It is a debate that has flooded America’s education system—to go digital or not to go digital. Many states, schools districts, and schools are actively pursuing the implementation of digital readers and tablets for its many benefits.

For one, tablets and readers such as the Amazon Kindle Fire HD, iPad, iPad mini, Barnes and Noble Nook HD, and the Google Nexus 7 are much lighter than traditional textbooks. These devices also peak students interest more so than paper and ink textbooks. This is not surprising—any kid today would choose to play with a digital device over a paper book. The fact that students enjoy using these devices paves way for a way of teaching, where students are more engaged and their interest is sustained.

In a recent article about the shift to using tablets and e-readers in the classroom, this notion of kids growing up as “digital natives” was discussed as one of the reasons for implementing these devices in schools.
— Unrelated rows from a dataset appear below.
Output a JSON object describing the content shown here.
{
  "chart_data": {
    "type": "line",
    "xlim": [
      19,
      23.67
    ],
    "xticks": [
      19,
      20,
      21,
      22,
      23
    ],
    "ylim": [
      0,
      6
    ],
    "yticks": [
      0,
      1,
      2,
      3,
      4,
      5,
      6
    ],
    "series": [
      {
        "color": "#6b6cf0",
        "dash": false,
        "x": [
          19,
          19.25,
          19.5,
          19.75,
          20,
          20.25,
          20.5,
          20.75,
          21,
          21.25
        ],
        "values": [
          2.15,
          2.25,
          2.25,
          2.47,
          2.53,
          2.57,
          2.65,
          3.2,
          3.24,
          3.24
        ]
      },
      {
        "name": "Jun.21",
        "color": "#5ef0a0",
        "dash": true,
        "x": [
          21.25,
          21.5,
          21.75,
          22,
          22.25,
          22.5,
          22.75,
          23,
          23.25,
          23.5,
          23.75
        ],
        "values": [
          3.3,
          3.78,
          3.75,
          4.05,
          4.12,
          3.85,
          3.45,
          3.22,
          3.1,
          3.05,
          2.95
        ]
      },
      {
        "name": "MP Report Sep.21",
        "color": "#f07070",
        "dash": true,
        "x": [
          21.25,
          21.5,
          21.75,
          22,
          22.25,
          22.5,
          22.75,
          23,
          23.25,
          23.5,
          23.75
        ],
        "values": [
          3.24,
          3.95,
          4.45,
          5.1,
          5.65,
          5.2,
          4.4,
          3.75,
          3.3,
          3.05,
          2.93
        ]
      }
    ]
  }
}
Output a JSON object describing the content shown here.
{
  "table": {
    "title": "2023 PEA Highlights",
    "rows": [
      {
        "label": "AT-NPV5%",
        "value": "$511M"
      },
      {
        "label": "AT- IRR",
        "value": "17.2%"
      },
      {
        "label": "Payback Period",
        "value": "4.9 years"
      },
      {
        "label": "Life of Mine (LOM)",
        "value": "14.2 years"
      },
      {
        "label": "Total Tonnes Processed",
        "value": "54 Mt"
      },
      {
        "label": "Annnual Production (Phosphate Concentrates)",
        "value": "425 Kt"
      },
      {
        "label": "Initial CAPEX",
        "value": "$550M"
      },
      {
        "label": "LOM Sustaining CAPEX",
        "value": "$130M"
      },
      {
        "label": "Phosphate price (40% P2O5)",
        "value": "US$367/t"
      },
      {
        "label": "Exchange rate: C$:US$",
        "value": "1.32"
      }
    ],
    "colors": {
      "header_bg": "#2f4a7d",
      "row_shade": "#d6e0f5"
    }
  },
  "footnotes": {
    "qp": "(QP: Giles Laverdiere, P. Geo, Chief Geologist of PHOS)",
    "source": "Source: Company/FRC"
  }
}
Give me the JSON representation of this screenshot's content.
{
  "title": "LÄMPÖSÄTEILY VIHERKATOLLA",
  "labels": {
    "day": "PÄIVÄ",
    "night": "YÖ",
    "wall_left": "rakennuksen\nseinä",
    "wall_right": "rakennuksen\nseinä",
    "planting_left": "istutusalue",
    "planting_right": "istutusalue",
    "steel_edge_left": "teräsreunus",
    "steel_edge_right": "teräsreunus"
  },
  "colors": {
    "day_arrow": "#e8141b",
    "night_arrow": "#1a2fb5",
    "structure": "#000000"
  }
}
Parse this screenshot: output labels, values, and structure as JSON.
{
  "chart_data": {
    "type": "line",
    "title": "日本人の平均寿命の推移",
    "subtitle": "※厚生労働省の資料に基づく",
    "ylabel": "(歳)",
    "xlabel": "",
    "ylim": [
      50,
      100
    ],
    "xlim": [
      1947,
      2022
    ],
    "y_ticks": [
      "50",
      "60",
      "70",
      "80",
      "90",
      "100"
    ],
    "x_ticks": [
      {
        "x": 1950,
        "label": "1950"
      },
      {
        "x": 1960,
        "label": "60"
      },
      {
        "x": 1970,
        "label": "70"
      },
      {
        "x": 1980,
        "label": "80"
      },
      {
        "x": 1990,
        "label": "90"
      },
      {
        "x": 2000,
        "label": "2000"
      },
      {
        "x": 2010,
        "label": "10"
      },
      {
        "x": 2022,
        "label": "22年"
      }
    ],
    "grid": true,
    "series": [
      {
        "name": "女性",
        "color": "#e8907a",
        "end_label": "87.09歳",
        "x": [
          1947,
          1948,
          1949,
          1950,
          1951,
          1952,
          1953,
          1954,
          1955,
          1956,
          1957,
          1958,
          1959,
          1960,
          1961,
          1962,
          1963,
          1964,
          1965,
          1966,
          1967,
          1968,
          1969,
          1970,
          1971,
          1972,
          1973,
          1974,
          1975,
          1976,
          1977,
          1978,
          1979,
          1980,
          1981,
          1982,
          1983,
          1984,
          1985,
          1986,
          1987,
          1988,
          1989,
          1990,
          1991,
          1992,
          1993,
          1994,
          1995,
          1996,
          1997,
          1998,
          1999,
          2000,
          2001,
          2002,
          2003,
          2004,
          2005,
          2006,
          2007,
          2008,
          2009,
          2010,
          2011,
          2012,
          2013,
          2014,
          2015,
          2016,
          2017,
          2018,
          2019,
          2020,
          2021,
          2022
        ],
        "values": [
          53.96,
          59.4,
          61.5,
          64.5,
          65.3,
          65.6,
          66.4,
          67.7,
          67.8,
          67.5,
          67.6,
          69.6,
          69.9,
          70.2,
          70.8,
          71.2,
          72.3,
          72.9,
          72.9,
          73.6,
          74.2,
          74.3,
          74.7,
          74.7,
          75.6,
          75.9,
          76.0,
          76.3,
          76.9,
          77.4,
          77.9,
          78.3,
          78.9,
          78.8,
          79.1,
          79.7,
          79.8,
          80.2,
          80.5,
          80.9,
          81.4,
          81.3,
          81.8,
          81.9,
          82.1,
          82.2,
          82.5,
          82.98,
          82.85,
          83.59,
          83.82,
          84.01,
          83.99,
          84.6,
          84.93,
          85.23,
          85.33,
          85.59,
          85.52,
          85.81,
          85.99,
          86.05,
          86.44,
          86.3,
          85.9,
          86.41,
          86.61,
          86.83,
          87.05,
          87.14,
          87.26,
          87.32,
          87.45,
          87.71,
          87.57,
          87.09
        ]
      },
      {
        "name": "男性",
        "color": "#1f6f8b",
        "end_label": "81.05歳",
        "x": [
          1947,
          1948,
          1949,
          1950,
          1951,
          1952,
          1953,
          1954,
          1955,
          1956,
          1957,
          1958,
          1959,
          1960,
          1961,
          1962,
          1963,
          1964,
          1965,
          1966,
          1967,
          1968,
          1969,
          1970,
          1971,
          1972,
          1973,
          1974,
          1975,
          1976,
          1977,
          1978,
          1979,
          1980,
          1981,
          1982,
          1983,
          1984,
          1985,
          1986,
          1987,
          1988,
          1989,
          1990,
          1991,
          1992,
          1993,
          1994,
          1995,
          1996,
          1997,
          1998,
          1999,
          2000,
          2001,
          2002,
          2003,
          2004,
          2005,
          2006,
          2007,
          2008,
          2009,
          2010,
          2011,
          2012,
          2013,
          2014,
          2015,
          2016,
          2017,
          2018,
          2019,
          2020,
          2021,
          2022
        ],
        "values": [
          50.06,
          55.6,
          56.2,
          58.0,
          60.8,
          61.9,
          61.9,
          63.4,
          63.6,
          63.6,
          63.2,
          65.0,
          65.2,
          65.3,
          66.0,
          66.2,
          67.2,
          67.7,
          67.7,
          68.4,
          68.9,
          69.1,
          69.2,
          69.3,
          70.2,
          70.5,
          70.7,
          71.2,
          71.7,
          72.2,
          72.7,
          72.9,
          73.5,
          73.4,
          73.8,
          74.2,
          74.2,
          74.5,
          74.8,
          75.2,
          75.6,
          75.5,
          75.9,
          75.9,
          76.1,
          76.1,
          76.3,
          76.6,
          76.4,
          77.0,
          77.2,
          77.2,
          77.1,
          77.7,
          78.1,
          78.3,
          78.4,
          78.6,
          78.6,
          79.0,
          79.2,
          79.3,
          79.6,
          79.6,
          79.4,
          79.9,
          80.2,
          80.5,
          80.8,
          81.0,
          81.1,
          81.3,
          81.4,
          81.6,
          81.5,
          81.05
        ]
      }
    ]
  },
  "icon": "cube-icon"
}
Some educators think that since kids are growing up with this technology, where it is common for kids to use apps before they can even tie their own shoes, why not give them the tools that they are already comfortable with for learning? As individual in the article pointed out, it would be interesting to make kids leave their devices at the entrance only to pick them up again at the end of the school day.

Schools are going digital with devices like the iPad Mini
Image: Steve Kovach / Business Insider

What educators find great about digital textbooks and digital content is that it can be updated to correspond to the most recent events and research. For instance, the article talked about how high school students were able to implement Hurricane Sandy into their science lessons by tracking the storm and comparing barometric pressure and wind speed. Students were able to do this just within a few weeks of the event.

Schools are on board with the lower costs of these digital textbooks ($38-55 per student) compared to paper textbooks ($70 per student), but one issue that arises is whether these devices should be issued to students through the school or should become personal items. What do you think?